Christos Razdajetsja!

Christos Razdajetsja! December 25, 2017

A Nativity Icon. Source.
A Nativity Icon. Source.

These are the words with which my Church greets the birth of Christ: Christ is born! The traditional response is slavite Jeho, or “glorify Him!” Slight variations obtain, depending if you’re Russian, Ukrainian, or whatever other Slavic Byzantine tradition one might happen to be, but the point is always the same: God dwells among us; let us offer Him His due praise.

This is, in a way, impossible. We cannot offer God all that He deserves. If we could, He simply wouldn’t be God. And yet we try; we give ourselves over to Him in confessing our sins, in loving one another, and (importantly) in attending the liturgy in these days surrounding His birth. This is a multifarious mission: praise in speech, attendance, and act. We go to church and hear the Gospel, offering songs of praise. The Byzantine tradition has its own particular canon to this end:

Christ is born; glorify Him! Christ comes from heaven; come to welcome Him! Christ is on earth; lift up your hearts! Sing to the Lord, O earth! Be exalted and sing with hearty gladness, O ye people, sing His praise for He is glorified!

Glory to Thee, our God, glory to Thee.

Man was made in the image of God, but he sinned, and lost immortality. He fell from the divine and better life, enslaved completely by corruption. Now the wise Creator fashions him again, for He has been glorified!

Glory to Thee, our God, glory to Thee.

The Creator shaped man with His own hands, but when He saw us perishing eternally, He bowed the heavens and came down to earth, and clothed Himself completely in our nature, truly incarnate from a pure and holy Virgin, for He has been glorified! (The Nativity Canon, Ode One)

And here we see yet another complication. To glorify Christ is our duty and yet beyond us insofar as His Incarnation is His glorification. God has become man—a scandal and yet to His glorify as it means our redemption. What seems lowliness is shown to be grandeur. The child born in nothingness fills the world. The Canon goes on to be even clearer. His glory is always already His, something we partake in in praise, but not something that we ourselves can offer God:

Glory to Thee, our God, glory to Thee.

Thou hast assumed a body of lowly clay, O Christ. By sharing our humble flesh, Thou hast made our race partakers of divinity. By becoming mortal man yet remaining God, Thou hast raised us from death to life. Holy art Thou, O Lord!

Glory to Thee, our God, glory to Thee.

Make merry, O Bethlehem! Thou art the King of Judah’s princes. Christ, the Shepherd of Israel, who rides on the shoulders of the cherubim, has come forth from thee for all to see. He has raised us from death to life, and reigns over all.

Glory to the Father, and to the Son, and to the Holy Spirit, now and ever, and unto ages of ages. Amen. (The Nativity Canon, Ode 3)

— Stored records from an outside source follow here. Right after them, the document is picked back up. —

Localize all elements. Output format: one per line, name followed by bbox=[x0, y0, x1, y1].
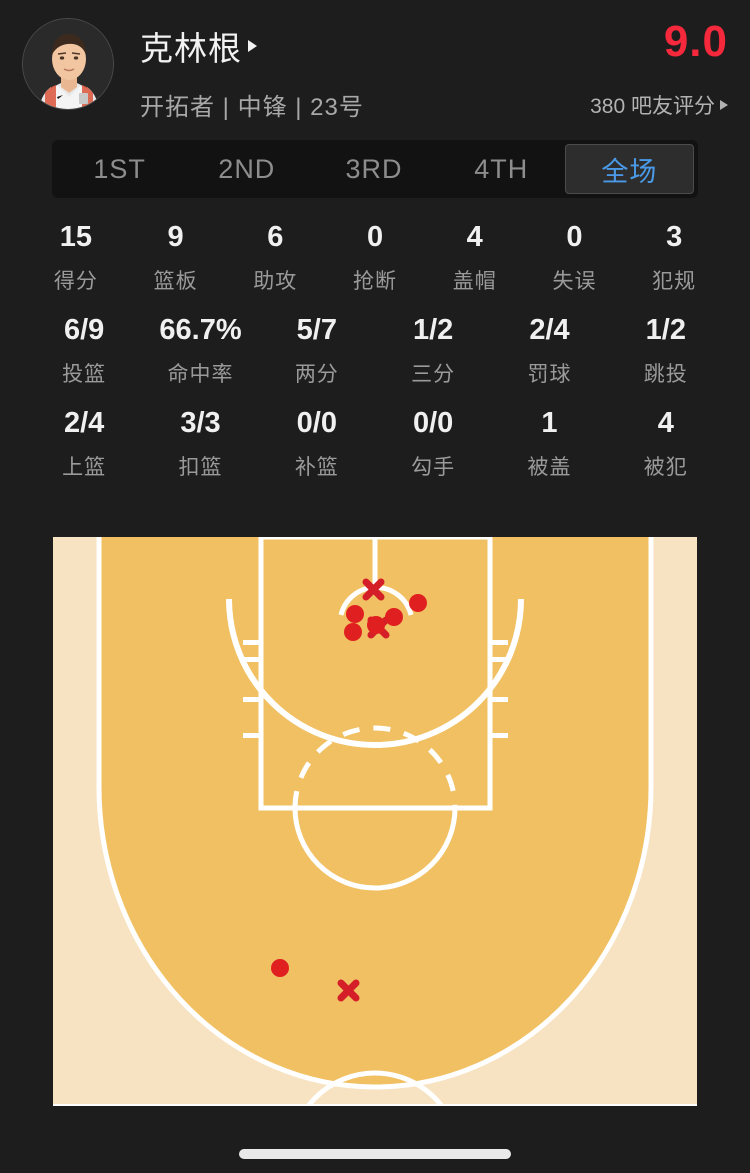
stat-label: 抢断 bbox=[353, 269, 398, 293]
stat-value: 1/2 bbox=[645, 313, 686, 346]
stat-fg-percent: 66.7% 命中率 bbox=[142, 313, 258, 388]
stat-fouls-drawn: 4 被犯 bbox=[608, 406, 724, 481]
stat-three-pointers: 1/2 三分 bbox=[375, 313, 491, 388]
stat-free-throws: 2/4 罚球 bbox=[491, 313, 607, 388]
stat-value: 6 bbox=[267, 221, 284, 253]
stat-label: 扣篮 bbox=[178, 455, 223, 479]
shot-chart[interactable] bbox=[53, 537, 697, 1106]
court-diagram bbox=[53, 537, 697, 1106]
rating-score: 9.0 bbox=[663, 17, 728, 66]
page-title: 克林根 bbox=[140, 30, 242, 67]
stat-value: 1/2 bbox=[412, 313, 454, 346]
stat-blocks: 4 盖帽 bbox=[425, 221, 525, 295]
stat-value: 3 bbox=[666, 221, 683, 253]
stats-panel: 15 得分 9 篮板 6 助攻 0 抢断 4 盖帽 0 失误 bbox=[0, 221, 750, 481]
rating-count-link[interactable]: 380 吧友评分 bbox=[590, 90, 728, 120]
stat-value: 5/7 bbox=[296, 313, 337, 346]
stat-label: 盖帽 bbox=[452, 269, 497, 293]
stat-layups: 2/4 上篮 bbox=[26, 406, 142, 481]
stat-label: 罚球 bbox=[527, 362, 572, 386]
player-header: 克林根 开拓者 | 中锋 | 23号 9.0 380 吧友评分 bbox=[0, 0, 750, 130]
stat-label: 勾手 bbox=[411, 455, 456, 479]
stat-value: 0/0 bbox=[412, 406, 454, 439]
stat-value: 4 bbox=[657, 406, 674, 439]
shot-markers bbox=[271, 578, 427, 1002]
stat-turnovers: 0 失误 bbox=[525, 221, 625, 295]
player-identity: 克林根 开拓者 | 中锋 | 23号 bbox=[140, 14, 590, 122]
stat-value: 4 bbox=[466, 221, 483, 253]
chevron-right-icon bbox=[720, 100, 728, 110]
stat-label: 上篮 bbox=[62, 455, 107, 479]
tab-full-game[interactable]: 全场 bbox=[564, 144, 695, 194]
chevron-right-icon bbox=[248, 40, 257, 52]
stat-label: 得分 bbox=[53, 269, 98, 293]
stat-shots-blocked: 1 被盖 bbox=[491, 406, 607, 481]
stat-label: 失误 bbox=[552, 269, 597, 293]
stat-value: 1 bbox=[541, 406, 558, 439]
stat-label: 投篮 bbox=[62, 362, 107, 386]
stats-row-basic: 15 得分 9 篮板 6 助攻 0 抢断 4 盖帽 0 失误 bbox=[26, 221, 724, 295]
stat-value: 2/4 bbox=[529, 313, 570, 346]
player-meta: 开拓者 | 中锋 | 23号 bbox=[140, 94, 364, 121]
stat-steals: 0 抢断 bbox=[325, 221, 425, 295]
rating-count-label: 380 吧友评分 bbox=[590, 95, 715, 118]
stat-label: 两分 bbox=[294, 362, 339, 386]
stat-label: 跳投 bbox=[643, 362, 688, 386]
stat-label: 被犯 bbox=[643, 455, 688, 479]
stat-rebounds: 9 篮板 bbox=[126, 221, 226, 295]
player-headshot-image bbox=[23, 19, 113, 109]
stat-assists: 6 助攻 bbox=[225, 221, 325, 295]
home-indicator bbox=[239, 1149, 511, 1159]
tab-4th[interactable]: 4TH bbox=[474, 153, 529, 184]
stat-tip-ins: 0/0 补篮 bbox=[259, 406, 375, 481]
stat-value: 3/3 bbox=[180, 406, 221, 439]
stat-value: 66.7% bbox=[159, 313, 242, 346]
stat-label: 补篮 bbox=[294, 455, 339, 479]
stat-value: 9 bbox=[167, 221, 184, 253]
stat-label: 被盖 bbox=[527, 455, 572, 479]
stat-label: 助攻 bbox=[253, 269, 298, 293]
stat-dunks: 3/3 扣篮 bbox=[142, 406, 258, 481]
stat-value: 2/4 bbox=[64, 406, 105, 439]
stat-value: 15 bbox=[59, 221, 92, 253]
stat-field-goals: 6/9 投篮 bbox=[26, 313, 142, 388]
player-name-row[interactable]: 克林根 bbox=[140, 22, 590, 70]
stats-row-shooting: 6/9 投篮 66.7% 命中率 5/7 两分 1/2 三分 2/4 罚球 1/… bbox=[26, 313, 724, 388]
period-tabbar: 1ST 2ND 3RD 4TH 全场 bbox=[52, 140, 698, 198]
stat-label: 三分 bbox=[411, 362, 456, 386]
stat-label: 命中率 bbox=[167, 362, 234, 386]
stats-row-shot-types: 2/4 上篮 3/3 扣篮 0/0 补篮 0/0 勾手 1 被盖 4 被犯 bbox=[26, 406, 724, 481]
stat-hook-shots: 0/0 勾手 bbox=[375, 406, 491, 481]
stat-points: 15 得分 bbox=[26, 221, 126, 295]
rating-block: 9.0 380 吧友评分 bbox=[590, 14, 728, 120]
stat-jump-shots: 1/2 跳投 bbox=[608, 313, 724, 388]
tab-2nd[interactable]: 2ND bbox=[218, 153, 276, 184]
stat-value: 6/9 bbox=[64, 313, 105, 346]
stat-value: 0 bbox=[566, 221, 583, 253]
avatar[interactable] bbox=[22, 18, 114, 110]
stat-label: 犯规 bbox=[652, 269, 697, 293]
stat-label: 篮板 bbox=[153, 269, 198, 293]
stat-value: 0/0 bbox=[296, 406, 337, 439]
tab-1st[interactable]: 1ST bbox=[93, 153, 146, 184]
tab-3rd[interactable]: 3RD bbox=[345, 153, 403, 184]
stat-value: 0 bbox=[366, 221, 384, 253]
stat-fouls: 3 犯规 bbox=[624, 221, 724, 295]
stat-two-pointers: 5/7 两分 bbox=[259, 313, 375, 388]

The question then remains: when we declare that Christ is born, when we respond that He must be glorified, how can we do this? How can we possibly find anything to do for a God who so loved us that He created the world, who, in the person of the Son, so loved us as to take on our besmirched flesh? Again, we might look to the Nativity Ode as it teaches us that joy, the love that stems from happiness in Christ, ought to motivate us. The final bit above demands merriness at the knowledge of the Lord. Joy should motivate us as we come to grips with the heartening and difficult truth that is the Incarnation.

How does one express this happiness? We go to church, yes. We see our families; we offer ourselves even to those relatives who might otherwise irk us, remaining steadfast in the knowledge that we glorify God in our joy. We break bread together and know each other as broken subjects of sin given hope in the coming of the Lord. Looking around our houses, our apartments, and our tables we see that, no matter how horrible we may seem to one another, we are all God’s children in need of His redemption.